Cuomo also said the state has written to billionaire investor Warren Buffet, whose sprawling Berkshire Hathaway investment company owns some of the cars, urging that they be removed from the line.
Ellis had no comment. DEC General Counsel Robert Berkman wrote to Ellis that the state, which during 2010 to 2012 supported the company's plans to haul rock from the former Tahawus mine, never "intended or ... agreed" that Iowa Pacific could use the tracks as a "commercial disposal site."
DEC's petition to the federal board called Ellis' plan a "20-mile long visual blight and environmental and ecological hazard in the heart of New York's most valued parkland."
After announcing plans this fall to accept the tankers, Ellis told officials in Warren and Essex counties, as well as the state, which all oppose such storage, that his company needs rental payments for the tanker cars in order to maintain the rail line.
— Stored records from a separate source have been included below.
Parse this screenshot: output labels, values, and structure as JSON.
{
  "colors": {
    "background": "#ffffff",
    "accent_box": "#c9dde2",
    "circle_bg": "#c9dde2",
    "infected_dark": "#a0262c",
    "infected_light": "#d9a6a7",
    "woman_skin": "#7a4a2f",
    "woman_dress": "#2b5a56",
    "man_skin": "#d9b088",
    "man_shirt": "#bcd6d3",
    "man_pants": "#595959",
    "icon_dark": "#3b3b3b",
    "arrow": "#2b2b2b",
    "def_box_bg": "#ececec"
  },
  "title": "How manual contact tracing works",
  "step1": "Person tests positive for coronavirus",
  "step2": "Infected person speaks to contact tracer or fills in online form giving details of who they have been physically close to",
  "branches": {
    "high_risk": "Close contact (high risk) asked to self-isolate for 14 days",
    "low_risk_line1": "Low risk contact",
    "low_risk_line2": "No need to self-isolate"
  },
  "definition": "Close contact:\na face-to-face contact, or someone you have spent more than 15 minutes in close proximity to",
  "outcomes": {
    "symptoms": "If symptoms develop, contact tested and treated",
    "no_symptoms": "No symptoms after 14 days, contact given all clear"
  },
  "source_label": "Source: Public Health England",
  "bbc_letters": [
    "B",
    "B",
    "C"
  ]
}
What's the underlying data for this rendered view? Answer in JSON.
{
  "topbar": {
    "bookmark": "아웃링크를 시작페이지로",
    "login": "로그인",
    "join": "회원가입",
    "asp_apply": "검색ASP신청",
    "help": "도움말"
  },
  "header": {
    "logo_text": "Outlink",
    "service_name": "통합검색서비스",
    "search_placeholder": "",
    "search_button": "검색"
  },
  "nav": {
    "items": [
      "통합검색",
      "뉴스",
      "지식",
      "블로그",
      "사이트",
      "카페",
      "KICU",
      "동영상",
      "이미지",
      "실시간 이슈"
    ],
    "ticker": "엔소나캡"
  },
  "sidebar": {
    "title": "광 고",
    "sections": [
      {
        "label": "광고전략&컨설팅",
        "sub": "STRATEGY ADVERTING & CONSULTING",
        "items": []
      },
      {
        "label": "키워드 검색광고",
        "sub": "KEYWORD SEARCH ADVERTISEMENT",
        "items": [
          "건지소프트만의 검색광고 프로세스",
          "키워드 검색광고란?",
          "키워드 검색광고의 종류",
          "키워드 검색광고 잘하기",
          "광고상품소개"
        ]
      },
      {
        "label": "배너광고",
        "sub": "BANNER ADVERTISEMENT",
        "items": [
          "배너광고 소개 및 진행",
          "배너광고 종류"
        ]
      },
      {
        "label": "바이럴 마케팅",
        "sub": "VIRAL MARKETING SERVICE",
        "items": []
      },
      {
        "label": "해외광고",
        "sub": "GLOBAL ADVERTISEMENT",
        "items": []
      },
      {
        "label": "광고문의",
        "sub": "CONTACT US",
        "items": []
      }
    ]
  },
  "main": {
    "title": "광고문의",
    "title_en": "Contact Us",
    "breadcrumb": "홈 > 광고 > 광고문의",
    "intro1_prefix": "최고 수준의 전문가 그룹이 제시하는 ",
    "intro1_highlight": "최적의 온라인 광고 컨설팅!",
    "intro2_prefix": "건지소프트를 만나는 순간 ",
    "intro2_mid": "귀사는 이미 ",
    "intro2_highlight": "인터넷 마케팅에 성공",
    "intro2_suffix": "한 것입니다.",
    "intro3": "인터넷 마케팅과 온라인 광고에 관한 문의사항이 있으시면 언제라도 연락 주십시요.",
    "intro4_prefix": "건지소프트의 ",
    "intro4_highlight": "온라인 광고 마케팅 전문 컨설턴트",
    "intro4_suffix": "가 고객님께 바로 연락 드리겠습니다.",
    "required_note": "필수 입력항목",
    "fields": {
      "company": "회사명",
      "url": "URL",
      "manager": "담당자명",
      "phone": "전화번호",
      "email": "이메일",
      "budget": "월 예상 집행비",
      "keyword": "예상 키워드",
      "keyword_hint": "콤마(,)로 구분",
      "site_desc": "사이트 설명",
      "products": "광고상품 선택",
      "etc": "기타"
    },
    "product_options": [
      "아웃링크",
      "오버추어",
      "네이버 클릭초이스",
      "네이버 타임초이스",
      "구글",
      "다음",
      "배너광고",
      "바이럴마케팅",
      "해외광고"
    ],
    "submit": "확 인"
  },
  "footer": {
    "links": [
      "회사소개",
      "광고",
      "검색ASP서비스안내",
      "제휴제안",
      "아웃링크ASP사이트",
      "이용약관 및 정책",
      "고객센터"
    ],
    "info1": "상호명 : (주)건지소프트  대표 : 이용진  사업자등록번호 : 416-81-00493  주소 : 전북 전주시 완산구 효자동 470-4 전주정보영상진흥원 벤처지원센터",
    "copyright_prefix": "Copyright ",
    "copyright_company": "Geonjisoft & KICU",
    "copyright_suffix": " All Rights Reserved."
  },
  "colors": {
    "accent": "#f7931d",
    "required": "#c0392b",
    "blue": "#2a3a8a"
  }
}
He also has said he might not have to accept the tankers if public funds could be found to cover such expenses.
Environmental groups in the Adirondacks also want the tankers removed and applauded the state's action.
"We congratulate the Governor and the DEC on making this application to stop the trashing of the Adirondacks," said Peter Bauer, executive director of Protect the Adirondacks. If federal officials grant the state's request, "it will open the door for long-term discussion on the ultimate use for this entire line," he said.
John Sheehan, a spokesman for the Adirondack Council, said the state is on "firm legal footing" in its challenge.
The tankers already stored are DOT-111 models, which have been pulled almost entirely from the national rail fleet that hauls crude oil because of safety concerns and stricter federal laws. That is leaving owners of the tankers looking for storage space.
The nationwide demise of the DOT-111, a workhorse for decades, has been driven by a glut of oil that has reduced overall shipments of more expensive Bakken fields crude from North Dakota, and new federal safety laws adopted in late 2015 that require newer tanker designs for shipment of crude oil, ethanol and other explosive liquids.
Shaped like a long black cylinder and able to carry 30,000 gallons or more of crude oil, the DOT-111 became infamous in the summer of 2013 when several of the tankers derailed and exploded in the small Canadian city of Lac-Megantic in Quebec, causing a firestorm that killed 47 people.
That year, the model made up more than half of the U.S. rail fleet hauling crude oil, according to figures from the Association of American Railroads. A spate of other derailments and explosions involving DOT-111s followed the Lac-Megantic disaster, causing critics to call out the relative fragility of the DOT-111.
Its presence in the crude fleet began to decline, falling to 32 percent in 2014. By the time Congress passed new laws in 2015 requiring the DOT-111 to be phased out for crude oil shipments by January 2018, the older tankers accounted for just 15 percent of the fleet hauling crude. That fell to 4 percent in 2016, according to the Association of American Railroads.